Langue académique et classe multilingue

De nombreux facteurs socioculturels, tels que le contexte d’apprentissage dans lequel une nouvelle langue est proposée, contribuent à la construction du répertoire linguistique d’un élève multilingue. Une étude de Le Pichon (2012) se concentre sur l’effet de l’éducation formelle / en classe sur l’apprentissage d’une nouvelle langue. Les résultats montrent que l’éducation des langues dans un contexte scolaire contribue davantage à la communication consciente et au multilinguisme lui-même. Prasad (2013) a également publié une étude qui examine ce qui se passe lorsque les étudiants s’impliquent dans la recherche sur leur propre développement linguistique et créent ainsi une prise de conscience (ce que l’on appelle les connaissances méta-linguistiques). Les résultats montrent que le développement des compétences méta-linguistiques et l’utilisation des langues parlées à la maison contribuent au processus d’apprentissage de la langue scolaire. De plus, l’implication de l’élève dans son propre développement linguistique et son propre éducation a un impact positif sur le processus d’apprentissage: un élève plus sensibilisé peut utiliser un environnement d’apprentissage transparent et sa propre langue pour travailler sur des sujets importants (Prasad 2013) .

Une autre façon d’encourager les étudiants est par le biais de mentors et de soutien par les pairs. Des études récentes montrent un effet positif d’un système de mentorat aux Pays-Bas (Vos et al. 2012). Cette étude montre que la participation à un système de mentorat pendant un an a eu un impact positif sur des compétences telles que la confiance en soi, l’indépendance et les compétences sociales, et a également conduit à de meilleurs résultats sur les réseaux cognitifs et sociaux.

Un autre exemple de mentorat et de soutien par les pairs est illustré dans le programme Junge Vorbilder (Jeunes exemples) à Hambourg. Ce programme est destiné aux élèves issus de l’immigration de la 8e à la 11e année (premier cycle du secondaire). Ils reçoivent des conseils de mentors d’étudiants universitaires issus de l’immigration qui partagent souvent un passé culturel et une expérience scolaire avec leurs étudiants mentors.

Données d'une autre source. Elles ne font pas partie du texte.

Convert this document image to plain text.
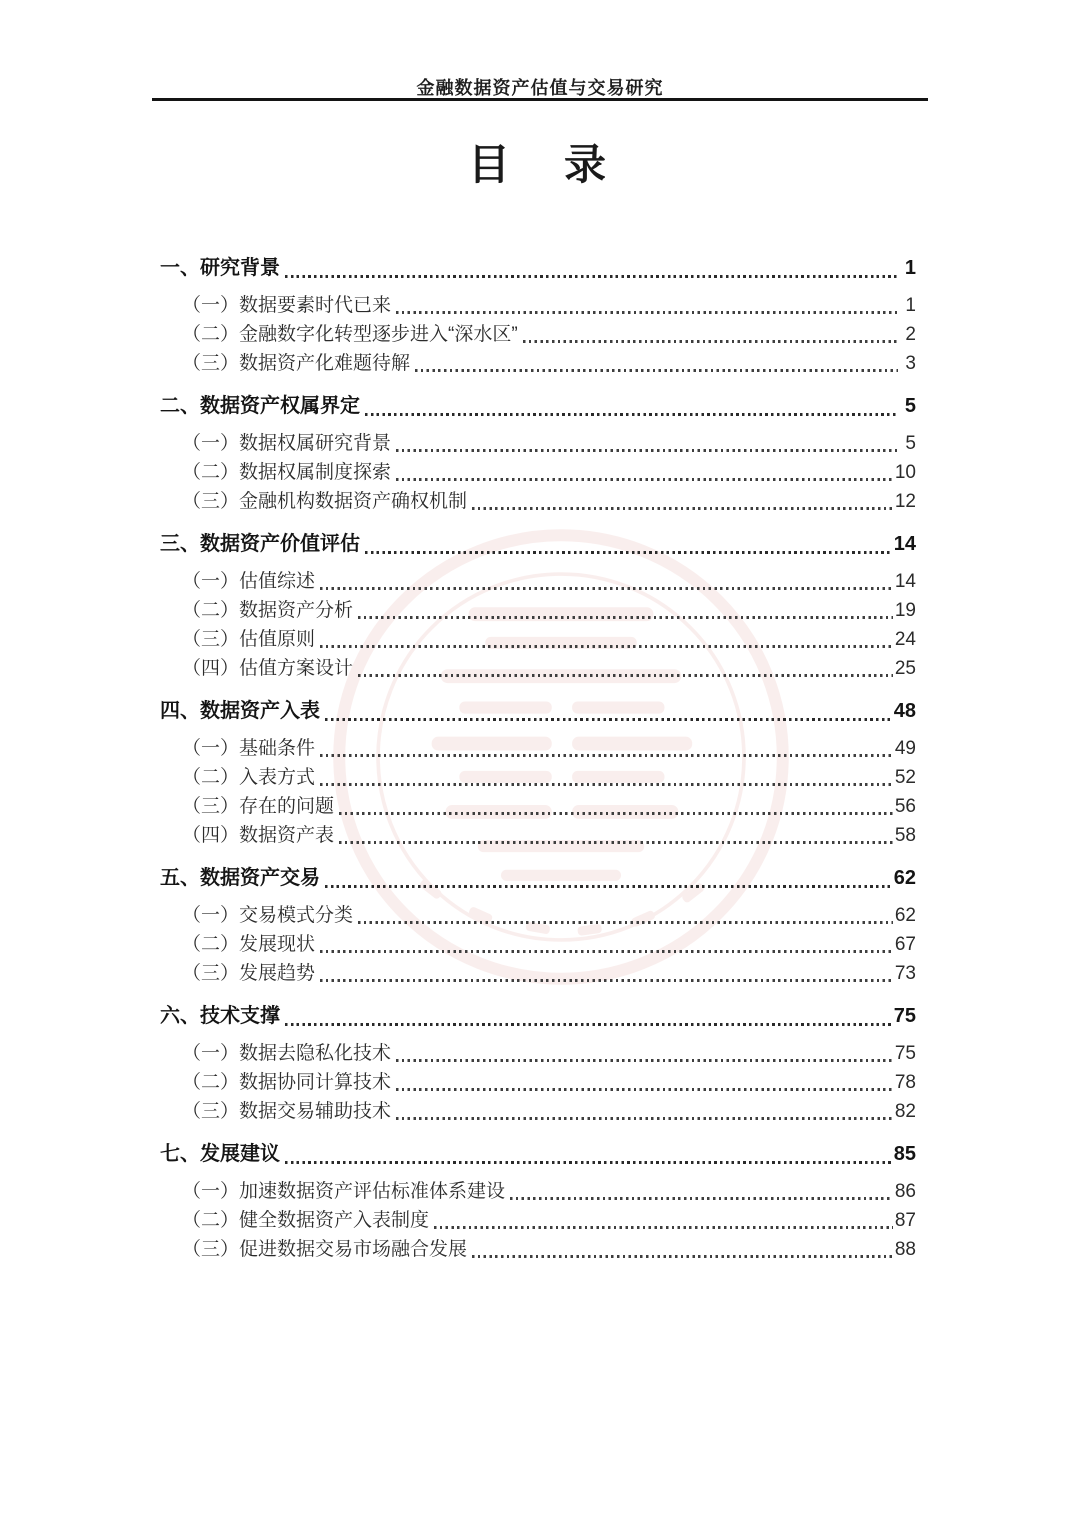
金融数据资产估值与交易研究
目　录
一、研究背景	1
（一）数据要素时代已来	1
（二）金融数字化转型逐步进入“深水区”	2
（三）数据资产化难题待解	3
二、数据资产权属界定	5
（一）数据权属研究背景	5
（二）数据权属制度探索	10
（三）金融机构数据资产确权机制	12
三、数据资产价值评估	14
（一）估值综述	14
（二）数据资产分析	19
（三）估值原则	24
（四）估值方案设计	25
四、数据资产入表	48
（一）基础条件	49
（二）入表方式	52
（三）存在的问题	56
（四）数据资产表	58
五、数据资产交易	62
（一）交易模式分类	62
（二）发展现状	67
（三）发展趋势	73
六、技术支撑	75
（一）数据去隐私化技术	75
（二）数据协同计算技术	78
（三）数据交易辅助技术	82
七、发展建议	85
（一）加速数据资产评估标准体系建设	86
（二）健全数据资产入表制度	87
（三）促进数据交易市场融合发展	88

Les séances de mentorat ont lieu au domicile des élèves mentors afin de mieux comprendre l’environnement familial des élèves et d’établir une bonne relation avec les parents. Le mentorat consiste en un tutorat, un soutien socio-émotionnel et des conseils en matière d’éducation et de choix de carrière. En 2013, Junge Vorbilder comptait 50 paires mentors-étudiants. En outre, le projet propose des séances de mentorat dans de nombreuses écoles secondaires de Hambourg depuis 2011.

Selon Nesse (2008) et Crul & Kraal (2004), le succès des programmes de mentorat repose sur la qualité des mentors, la coopération des écoles et l’implication des parents / proches ainsi que des enfants. Le mentorat est culturellement conscient: les similitudes souvent observées entre les mentors et les étudiants mentors montrent un effet positif clair sur l’identification entre les deux. Ils sont capables d’utiliser leur langue maternelle pour communiquer leurs connaissances sur l’école et le système éducatif, et pour promouvoir les compétences linguistiques des élèves. De cette façon, la transition pour les étudiants est facilitée.

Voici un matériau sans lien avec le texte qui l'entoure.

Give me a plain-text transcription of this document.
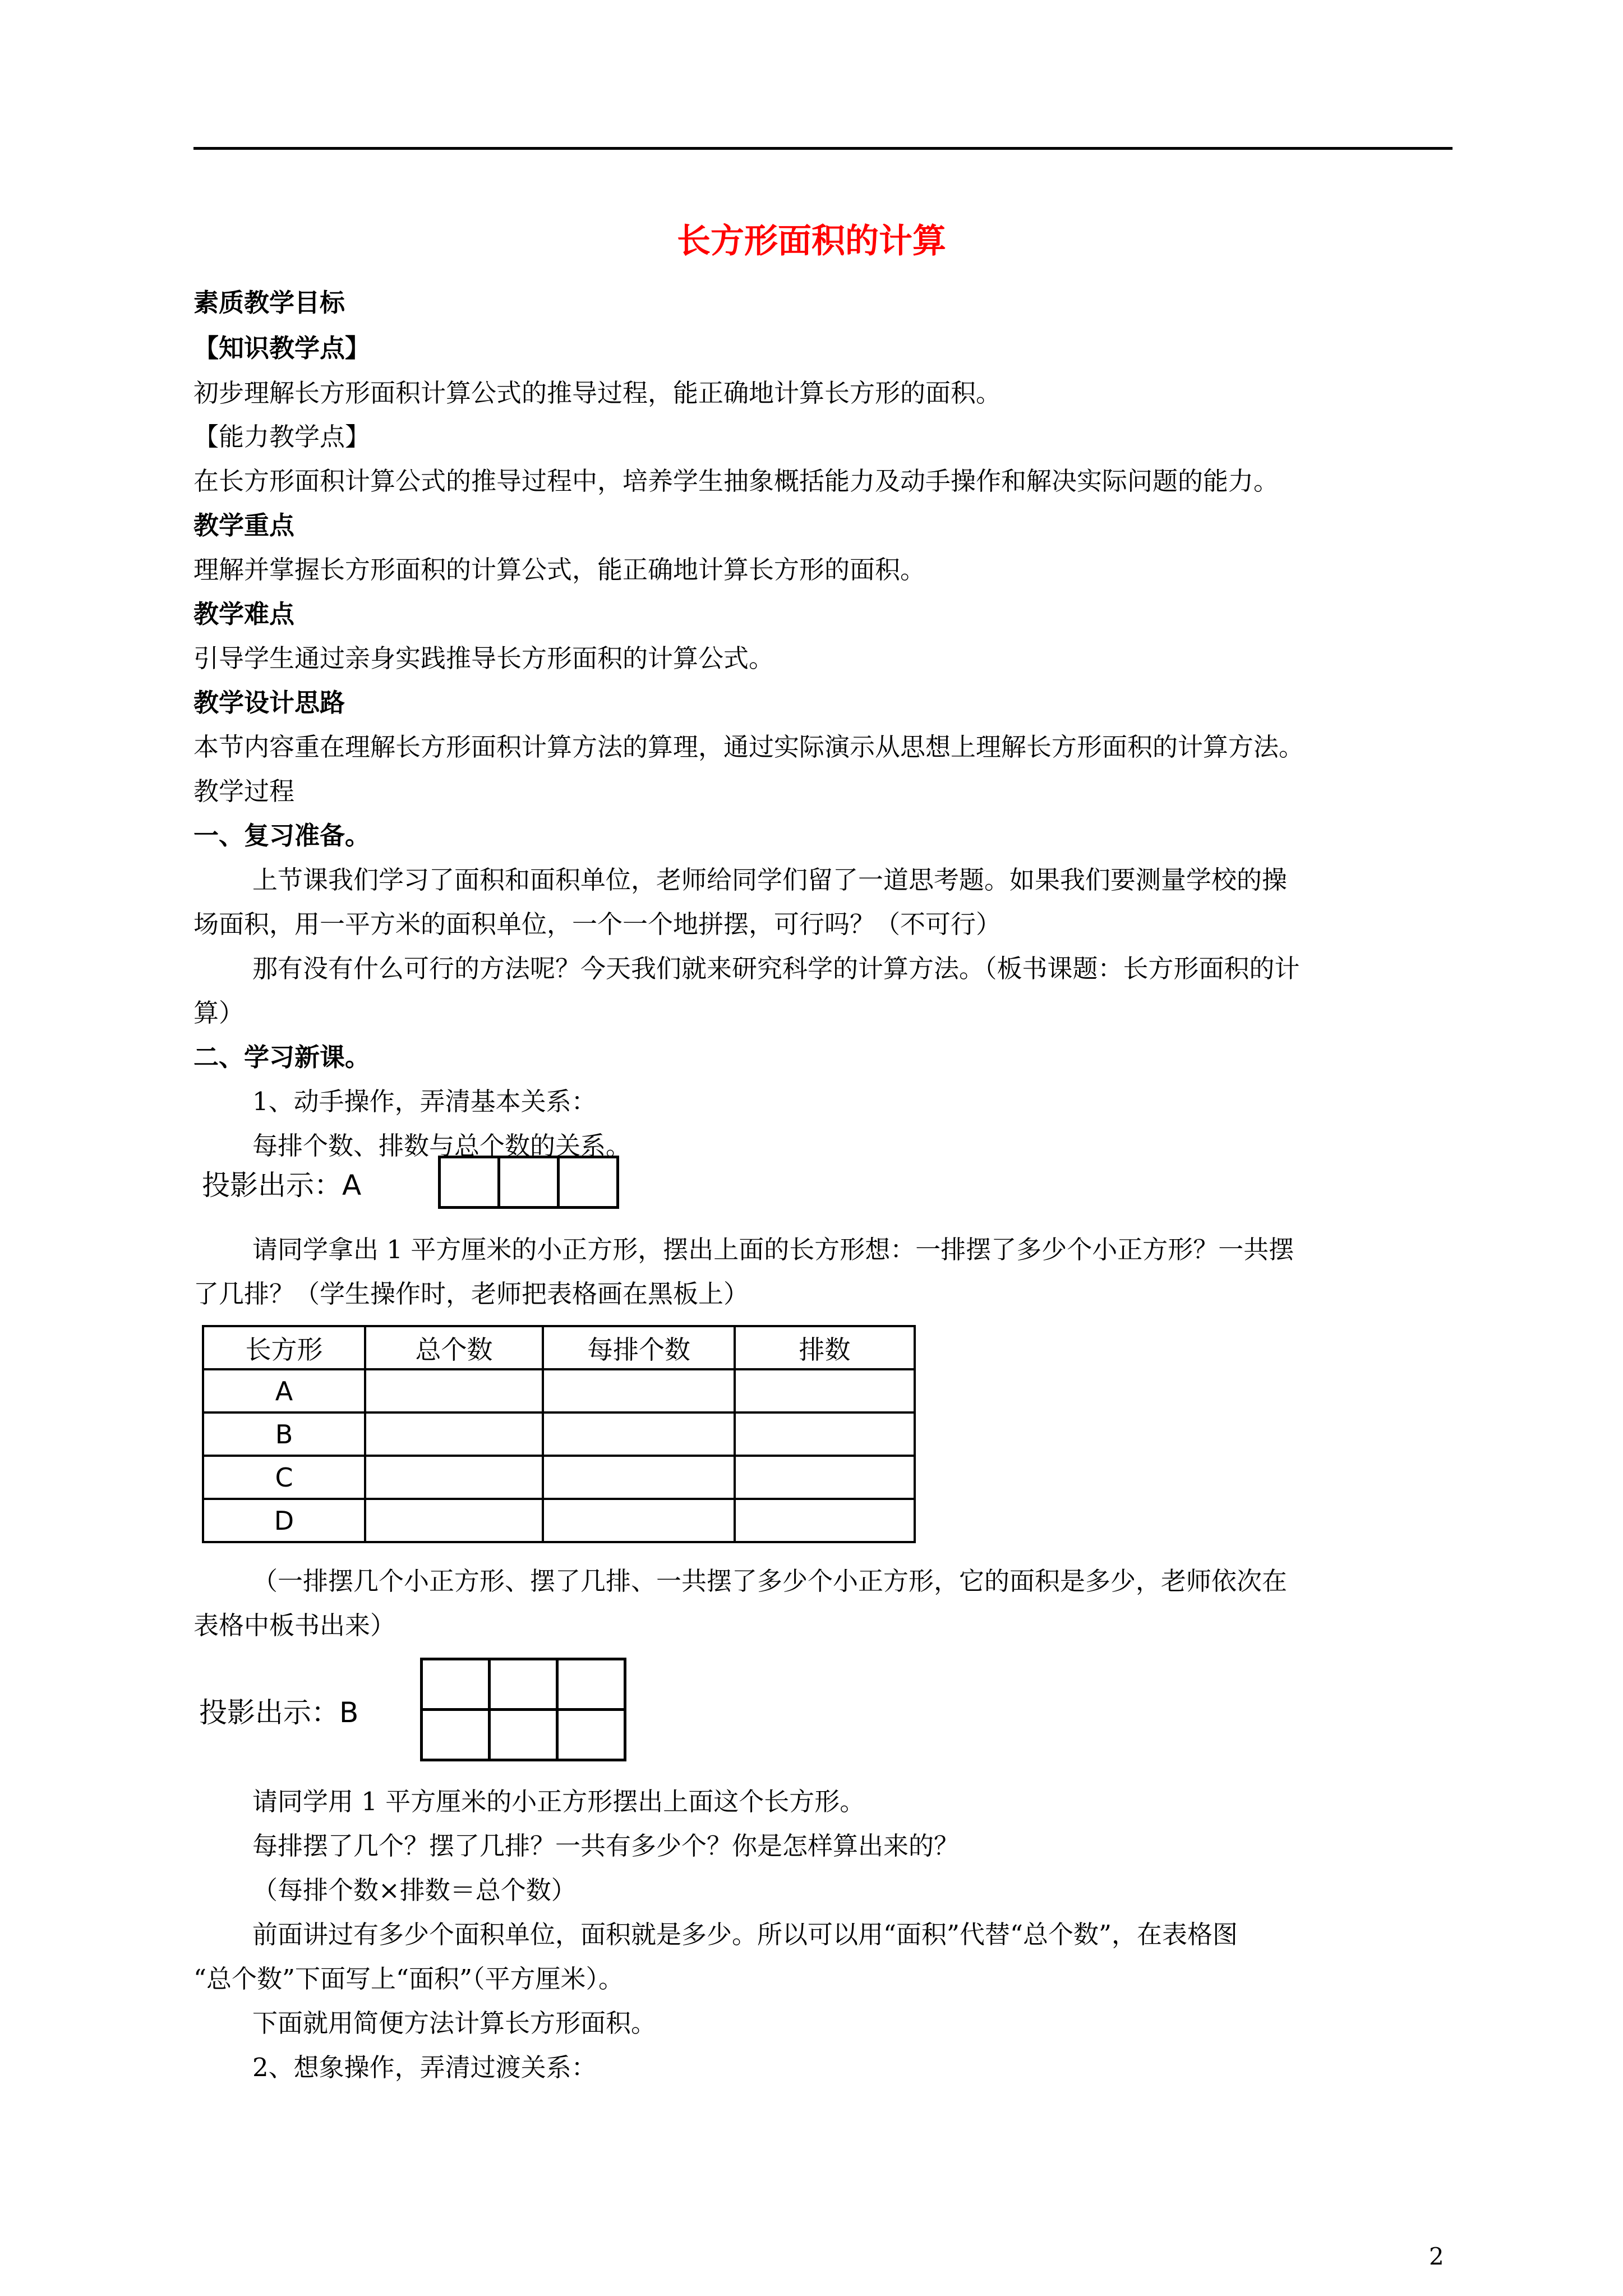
长方形面积的计算
素质教学目标
【知识教学点】
初步理解长方形面积计算公式的推导过程，能正确地计算长方形的面积。
【能力教学点】
在长方形面积计算公式的推导过程中，培养学生抽象概括能力及动手操作和解决实际问题的能力。
教学重点
理解并掌握长方形面积的计算公式，能正确地计算长方形的面积。
教学难点
引导学生通过亲身实践推导长方形面积的计算公式。
教学设计思路
本节内容重在理解长方形面积计算方法的算理，通过实际演示从思想上理解长方形面积的计算方法。
教学过程
一、复习准备。
上节课我们学习了面积和面积单位，老师给同学们留了一道思考题。如果我们要测量学校的操
场面积，用一平方米的面积单位，一个一个地拼摆，可行吗？（不可行）
那有没有什么可行的方法呢？今天我们就来研究科学的计算方法。（板书课题：长方形面积的计
算）
二、学习新课。
1、动手操作，弄清基本关系：
每排个数、排数与总个数的关系。
投影出示：A

请同学拿出 1 平方厘米的小正方形，摆出上面的长方形想：一排摆了多少个小正方形？一共摆
了几排？（学生操作时，老师把表格画在黑板上）
长方形	总个数	每排个数	排数
A			
B			
C			
D			
（一排摆几个小正方形、摆了几排、一共摆了多少个小正方形，它的面积是多少，老师依次在
表格中板书出来）
投影出示：B

请同学用 1 平方厘米的小正方形摆出上面这个长方形。
每排摆了几个？摆了几排？一共有多少个？你是怎样算出来的？
（每排个数×排数＝总个数）
前面讲过有多少个面积单位，面积就是多少。所以可以用“面积”代替“总个数”，在表格图
“总个数”下面写上“面积”（平方厘米）。
下面就用简便方法计算长方形面积。
2、想象操作，弄清过渡关系：
2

Dans un rapport de 2010, Rivera et al. Ont comparé plusieurs écoles très performantes aux États-Unis avec un pourcentage élevé d’élèves multilingues pour voir quels facteurs contribuent à un plus grand nombre d’élèves très performants. La comparaison a montré que les écoles avaient en commun les éléments suivants :

  1. Ils ont organisé de nombreuses activités sociales ;
  2. De plus, toutes ces écoles ont offert du tutorat aux élèves qui étaient en retard sur le matériel pédagogique ;
  3. Ils ont utilisé les langues parlées à la maison par les élèves pour expliquer, par exemple, des concepts difficiles ;
  4. De nombreuses écoles ont indiqué que la participation des parents était quelque chose qu’elles souhaitaient améliorer (Rivera et al).

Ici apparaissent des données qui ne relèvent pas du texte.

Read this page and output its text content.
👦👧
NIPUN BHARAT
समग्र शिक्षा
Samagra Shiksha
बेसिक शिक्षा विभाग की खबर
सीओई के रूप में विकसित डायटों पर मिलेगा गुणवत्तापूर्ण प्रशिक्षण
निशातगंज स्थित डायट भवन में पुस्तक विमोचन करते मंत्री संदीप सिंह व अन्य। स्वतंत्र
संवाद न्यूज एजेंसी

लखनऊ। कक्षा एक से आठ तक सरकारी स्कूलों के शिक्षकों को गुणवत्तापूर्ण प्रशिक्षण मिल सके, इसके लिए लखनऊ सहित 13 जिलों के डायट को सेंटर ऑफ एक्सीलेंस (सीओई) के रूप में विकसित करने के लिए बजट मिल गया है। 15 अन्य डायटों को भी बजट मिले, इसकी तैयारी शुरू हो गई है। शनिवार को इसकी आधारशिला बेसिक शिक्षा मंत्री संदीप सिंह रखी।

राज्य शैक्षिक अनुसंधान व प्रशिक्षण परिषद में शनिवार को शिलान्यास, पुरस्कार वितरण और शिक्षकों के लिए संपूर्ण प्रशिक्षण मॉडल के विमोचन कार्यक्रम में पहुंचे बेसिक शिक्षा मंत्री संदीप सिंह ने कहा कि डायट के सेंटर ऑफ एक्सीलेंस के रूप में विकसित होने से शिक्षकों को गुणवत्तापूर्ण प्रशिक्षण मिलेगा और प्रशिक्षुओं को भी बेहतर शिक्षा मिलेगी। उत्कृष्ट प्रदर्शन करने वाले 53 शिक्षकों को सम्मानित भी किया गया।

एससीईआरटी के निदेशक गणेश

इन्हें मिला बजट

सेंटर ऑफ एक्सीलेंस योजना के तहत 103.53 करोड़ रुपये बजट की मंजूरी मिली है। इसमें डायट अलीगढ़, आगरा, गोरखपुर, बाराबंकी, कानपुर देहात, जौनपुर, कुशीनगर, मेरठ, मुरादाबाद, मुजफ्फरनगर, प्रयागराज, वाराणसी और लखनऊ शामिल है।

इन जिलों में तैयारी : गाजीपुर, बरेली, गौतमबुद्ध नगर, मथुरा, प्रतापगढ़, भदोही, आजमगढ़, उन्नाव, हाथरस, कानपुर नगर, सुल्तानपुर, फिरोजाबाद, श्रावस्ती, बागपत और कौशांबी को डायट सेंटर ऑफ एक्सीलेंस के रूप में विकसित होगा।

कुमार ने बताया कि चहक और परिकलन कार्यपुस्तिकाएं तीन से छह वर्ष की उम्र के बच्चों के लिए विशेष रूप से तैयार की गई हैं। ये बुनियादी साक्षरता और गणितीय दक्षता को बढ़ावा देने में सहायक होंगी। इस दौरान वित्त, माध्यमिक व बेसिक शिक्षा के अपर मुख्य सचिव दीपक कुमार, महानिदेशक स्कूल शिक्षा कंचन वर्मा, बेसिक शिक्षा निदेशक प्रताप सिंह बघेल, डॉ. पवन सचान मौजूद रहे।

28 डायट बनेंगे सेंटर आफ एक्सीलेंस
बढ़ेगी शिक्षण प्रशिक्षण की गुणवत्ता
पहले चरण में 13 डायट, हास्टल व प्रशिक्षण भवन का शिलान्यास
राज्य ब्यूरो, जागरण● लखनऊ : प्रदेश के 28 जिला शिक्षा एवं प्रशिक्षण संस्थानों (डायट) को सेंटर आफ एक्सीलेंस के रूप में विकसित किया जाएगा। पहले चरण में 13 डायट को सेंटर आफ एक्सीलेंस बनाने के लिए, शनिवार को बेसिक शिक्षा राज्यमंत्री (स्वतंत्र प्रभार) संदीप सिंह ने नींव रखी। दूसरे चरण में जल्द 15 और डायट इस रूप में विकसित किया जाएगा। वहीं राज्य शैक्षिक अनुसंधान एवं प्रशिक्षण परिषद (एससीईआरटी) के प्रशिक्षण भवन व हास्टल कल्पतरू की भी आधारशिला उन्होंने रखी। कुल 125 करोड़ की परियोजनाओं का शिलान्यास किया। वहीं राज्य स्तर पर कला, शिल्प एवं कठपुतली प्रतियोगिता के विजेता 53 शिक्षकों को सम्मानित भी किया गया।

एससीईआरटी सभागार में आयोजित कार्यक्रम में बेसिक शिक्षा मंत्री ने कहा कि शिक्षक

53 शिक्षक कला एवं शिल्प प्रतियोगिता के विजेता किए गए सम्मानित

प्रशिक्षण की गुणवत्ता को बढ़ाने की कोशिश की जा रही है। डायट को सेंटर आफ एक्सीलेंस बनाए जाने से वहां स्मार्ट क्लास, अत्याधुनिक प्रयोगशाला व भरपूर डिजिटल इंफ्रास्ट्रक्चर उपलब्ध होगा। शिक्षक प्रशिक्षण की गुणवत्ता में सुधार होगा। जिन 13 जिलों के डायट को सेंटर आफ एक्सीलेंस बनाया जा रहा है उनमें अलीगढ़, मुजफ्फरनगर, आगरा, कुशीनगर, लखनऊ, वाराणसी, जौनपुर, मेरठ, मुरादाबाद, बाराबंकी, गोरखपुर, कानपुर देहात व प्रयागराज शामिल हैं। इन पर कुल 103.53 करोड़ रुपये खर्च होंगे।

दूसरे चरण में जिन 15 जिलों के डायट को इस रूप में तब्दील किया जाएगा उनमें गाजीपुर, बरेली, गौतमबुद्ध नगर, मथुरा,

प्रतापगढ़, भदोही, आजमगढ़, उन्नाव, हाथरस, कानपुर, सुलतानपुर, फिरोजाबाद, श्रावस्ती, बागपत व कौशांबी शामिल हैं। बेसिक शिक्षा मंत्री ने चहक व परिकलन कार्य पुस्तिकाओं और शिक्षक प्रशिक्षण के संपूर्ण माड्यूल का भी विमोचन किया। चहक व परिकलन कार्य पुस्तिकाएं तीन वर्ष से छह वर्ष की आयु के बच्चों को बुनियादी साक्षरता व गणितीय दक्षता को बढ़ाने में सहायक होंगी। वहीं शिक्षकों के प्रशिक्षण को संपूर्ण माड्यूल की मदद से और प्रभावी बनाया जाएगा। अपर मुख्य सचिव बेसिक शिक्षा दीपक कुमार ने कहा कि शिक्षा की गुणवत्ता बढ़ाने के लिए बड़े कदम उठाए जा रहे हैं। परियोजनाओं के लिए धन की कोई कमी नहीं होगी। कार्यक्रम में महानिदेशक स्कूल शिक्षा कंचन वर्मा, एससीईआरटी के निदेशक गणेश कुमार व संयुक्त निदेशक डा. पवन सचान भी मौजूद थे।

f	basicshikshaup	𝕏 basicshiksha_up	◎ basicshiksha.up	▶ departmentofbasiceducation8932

Comme discuté dans le chapitre précédent sur le multilinguisme, l’enseignement à la fois dans la langue parlée à la maison et dans la langue de l’école peut garantir qu’un élève se développe le mieux possible en ce qui concerne les compétences académiques et cognitives. En outre, cela réduit considérablement la probabilité d’abandon scolaire précoce. Trammel (2016) définit trois facteurs principaux requis pour cela :

  1. La langue parlée à la maison sera utilisée dans l’enseignement aussi longtemps que possible pour avoir un effet maximal sur les compétences scolaires de l’élève;
  2. L’évaluation des antécédents linguistiques / culturels de l’étudiant est encouragée autant que possible;
  3. Les méthodes et le matériel sont disponibles dans les langues parlées à la maison par les étudiants.